The acid pair hypothesis describing the interaction of calcium with the helix-loop-helix conformation of EF hands in calmodulin and related proteins predicts that these calcium-binding sites will have increased affinity for calcium if the anionic amino acid dentates in the loop region which interact directly with the cation are paired on the axial vertices of the resulting octahedral arrangement of chelating residues about the cation. As a test of this hypothesis, synthetic 33 residue analogs of bovine brain calmodulin calcium-binding site III have been prepared by the solid-phase method and analyzed for calcium affinity. The native sequence has a Kd of 735 microM for calcium and contains three anionic ligands which assume the +x, +y, and -z coordinates of the octahedral arrangement about the cation, thus precluding any pairing of the anionic ligands.
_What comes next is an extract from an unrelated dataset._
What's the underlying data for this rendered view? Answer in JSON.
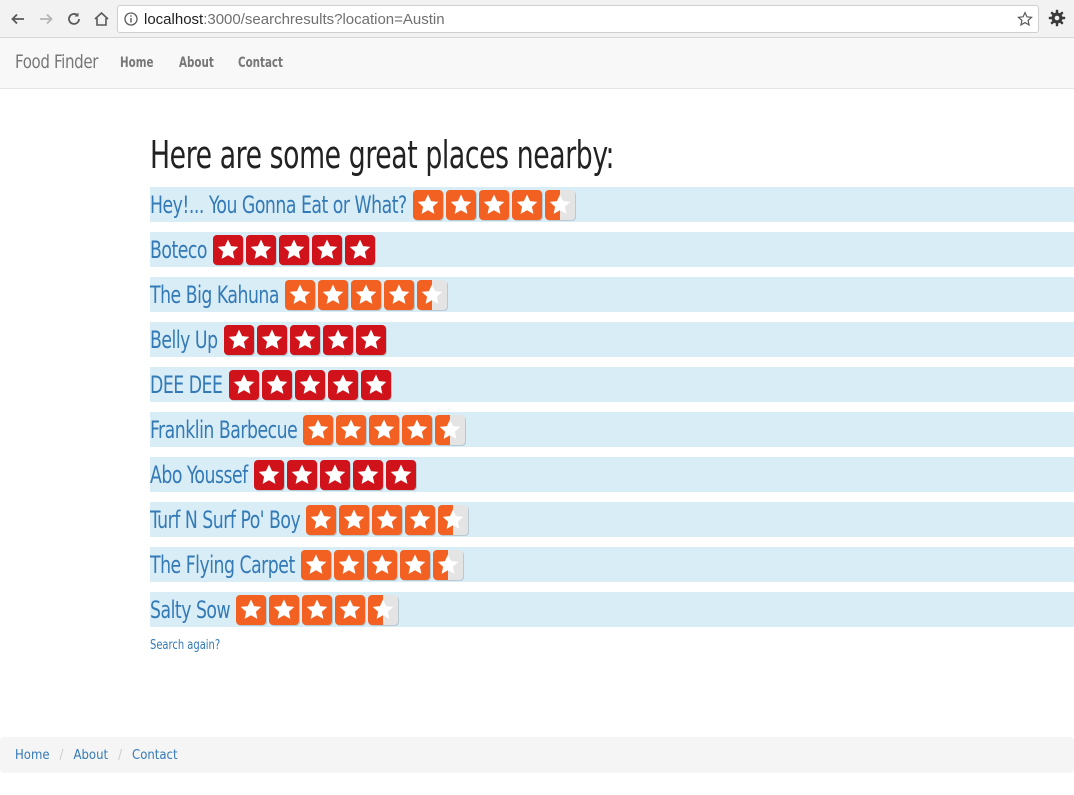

This dissociation constant is 26 times weaker than that obtained from a synthetic analog of the sequentially homologous calcium-binding site III of rabbit skeletal TnC (Kd = 28 microM) which has four anionic ligands paired on the x and z axes. An analog of calmodulin site III with substitutions in the chelating residues at positions 1, 3, 5, 7, 9, and 12 of the 12-residue loop region to make these positions identical to those of rabbit skeletal troponin C site III decreased the calcium dissociation constant of the calmodulin peptide to 19 microM, similar to the troponin C peptide. Two synthetic analogs of calmodulin site III which contain three anionic ligands with two ligands paired on the x axis and two on the z axis have a Kd for calcium of 524 and 59 microM, respectively. This study provides strong support for and a better definition of the acid pair hypothesis and further demonstrates the usefulness of synthetic calcium-binding fragments in delineating the mechanism of calcium regulation of calmodulin and related proteins.